Now, a new paper in the British Journal of Ophthalmology has revealed that as well as being as effective as the technique currently used by eye surgeons in other countries, the procedure is also only 10 percent the cost.
Currently patients outside of India with damaged epithelial cells can only be treated in specialist centers. Here, cells from the unaffected eye are cultured over several weeks in specialist laboratories and grafted back to the scarred eye using a human amniotic membrane—derived from donated placenta—to deliver them.

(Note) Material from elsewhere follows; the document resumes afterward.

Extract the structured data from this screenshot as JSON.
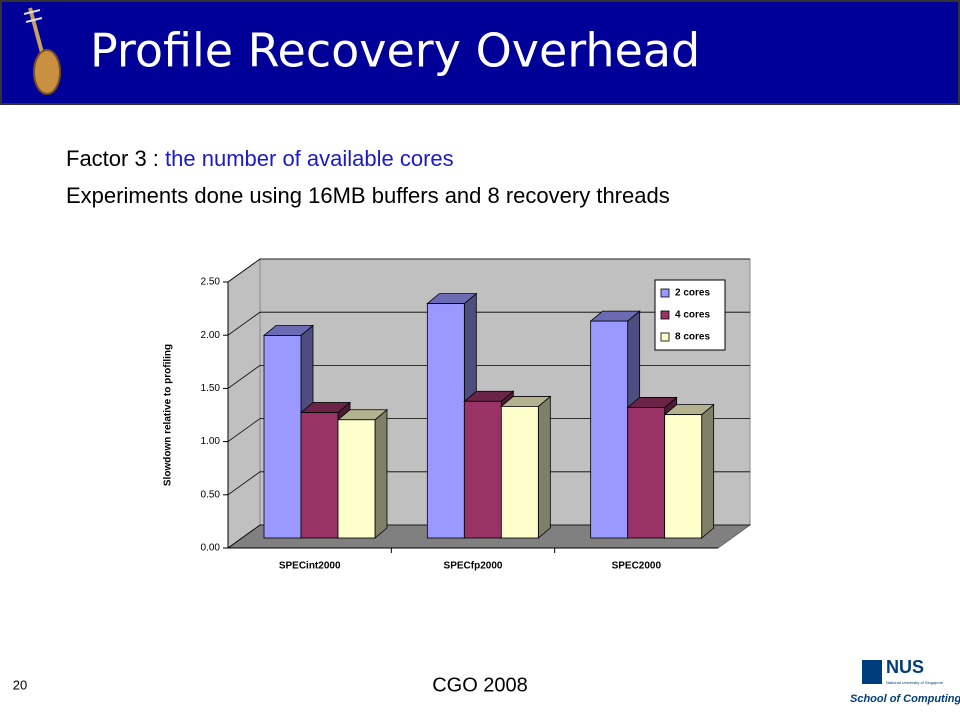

While the success with this technique is good, there are thought to be approximately 12 centers in the world offering this technology to patients. In terms of accessibility, there is only one company in Europe able to offer this procedure on a commercial basis.
The procedure developed by researchers in Sheffield and India is much simpler with one modification to the existing technique. It uses tiny pieces of tissue taken from the unaffected eye to regrow a new cornea epithelium on the damaged eye—rather than culturing the patient’s corneal cells in a specialist laboratory over several weeks.
Essentially the simplified technique uses the patient’s own body as the incubator for the expansion of stem cells found in small pieces of the limbus placed on amniotic membrane on the damaged eye. Cells migrate out of the limbal pieces and join up to form a new corneal epithelium over several weeks.
The effectiveness of the procedure has been well documented in over 30 peer-reviewed studies, as summarized in the British Journal of Ophthalmology, and for the first time the authors looked at the health economics of the simplified technique versus the original technique.
The technique has been found to be just as effective at treating patients with damaged epithelial cells as the current method used by eye surgeons over the last two decades and found to be even more effective when treating children.